With a full day of teaching and marking, Richard used to write at night; now, he writes in the mornings, practising what he preaches to his students by committing to write just ten minutes. “So often, ten minutes turns into thirty, or turns into two to three hours.” (Though, he admits laughingly, “I’m a dead duck if I turn on email.”)
“The greatest ad campaign of the past 30 years is Nike: ‘Just do it,’” he says, and his commitment means he has “well over 100 poems since the last book came out. I’ve selected about 90 pages and some writer friends are looking at them. I continue to write new poems.”
He is also working on a memoir, though he hesitates to describe it that way. “I’m still nervous about that word,” he confesses. “The form of this is a collection of personal essays.
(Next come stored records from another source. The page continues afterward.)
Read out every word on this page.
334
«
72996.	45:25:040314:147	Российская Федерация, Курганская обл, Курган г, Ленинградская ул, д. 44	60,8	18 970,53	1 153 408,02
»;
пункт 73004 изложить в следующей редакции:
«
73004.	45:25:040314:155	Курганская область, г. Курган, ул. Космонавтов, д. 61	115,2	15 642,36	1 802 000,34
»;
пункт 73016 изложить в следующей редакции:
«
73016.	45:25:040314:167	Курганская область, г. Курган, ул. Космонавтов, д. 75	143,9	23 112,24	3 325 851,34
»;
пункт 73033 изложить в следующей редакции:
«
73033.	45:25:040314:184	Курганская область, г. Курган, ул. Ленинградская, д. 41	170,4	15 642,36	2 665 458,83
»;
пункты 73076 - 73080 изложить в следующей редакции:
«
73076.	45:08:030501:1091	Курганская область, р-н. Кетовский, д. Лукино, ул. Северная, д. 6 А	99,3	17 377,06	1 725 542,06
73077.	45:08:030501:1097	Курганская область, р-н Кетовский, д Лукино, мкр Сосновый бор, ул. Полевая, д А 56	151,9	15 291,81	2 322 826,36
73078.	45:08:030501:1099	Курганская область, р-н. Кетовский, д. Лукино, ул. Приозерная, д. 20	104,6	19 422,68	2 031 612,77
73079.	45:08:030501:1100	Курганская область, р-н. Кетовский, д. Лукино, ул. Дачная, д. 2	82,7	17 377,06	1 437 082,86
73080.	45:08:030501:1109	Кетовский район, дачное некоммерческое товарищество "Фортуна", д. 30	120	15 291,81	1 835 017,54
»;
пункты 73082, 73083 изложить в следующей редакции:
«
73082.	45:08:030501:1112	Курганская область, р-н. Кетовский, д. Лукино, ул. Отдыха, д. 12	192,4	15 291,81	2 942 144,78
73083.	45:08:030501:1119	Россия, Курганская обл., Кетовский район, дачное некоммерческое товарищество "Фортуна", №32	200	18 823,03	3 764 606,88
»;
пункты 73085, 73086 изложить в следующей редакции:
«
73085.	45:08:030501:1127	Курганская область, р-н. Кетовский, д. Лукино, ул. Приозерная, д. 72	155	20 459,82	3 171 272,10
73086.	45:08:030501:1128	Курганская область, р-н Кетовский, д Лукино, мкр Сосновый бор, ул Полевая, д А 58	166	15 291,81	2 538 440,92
The initial purpose was to explore the lives of my male relatives, all of whom fought for America in wars. Then my own life as an American male who grew up as an all-American boy in the fifties, then was a conscientious objector in the sixties, a draft dodger, and, finally, a new Canadian.” Raised by his grandmother in Seattle, the “powerful influences” of his women relatives are also an essential part of the story.
“With a memoir you have to know what to leave out as much as what to leave in. It’s about ‘my experience,’ but the largest part is other people,” he reflects. As he writes, Richard is continuing to ask himself questions: “What was it to be an American male at this time? What was it to be lower-middle class in the most affluent society on earth?” and more questions. He is coming to terms with his identity he is increasingly comfortable labelling as “an American-Canadian.”
The pervasiveness of American stories in North American culture continues to concern him as he sees his own and his students’ writing risk being swamped. “If we don’t tell our own stories, our stories will be told for us, and there is a great chance they won’t be our own stories, or they won’t be the stories we want to be told. Many won’t be told at all,” he worries.
“Our stories now are mostly told by America,” he says. There are many Island stories being told and written, he says, and “this is so very important, but it is a very small percentage of the stories Islanders are being told compared to time on the Internet watching viral videos or news from CNN. It really is like the Dutch boy with his finger in the dam,” though, he adds, “It would be a lot worse without funding and support for arts programs.”
“In my sixty-some years, I have seen cultures get overwhelmed,” he says. It is something he hopes not to see here in Maritime Canada. “The stories have to be told, and a lot of different stories. Some will be tragic. Some will be embarrassing. Some will be hard to swallow. That’s what makes a great culture,” Richard says.
“You can’t just take the happy endings of Shakespeare’s comedies. You need the calamities of A Midsummer Night’s Dream. And you need the tragedies, too. “We need PEI’s Hamlet, our Macbeth.” He raises his eyebrows, “Our King Lear! Who will write these stories? It will be a surprise.” It’s a surprise he hopes to receive as a professor with the privilege of many stories.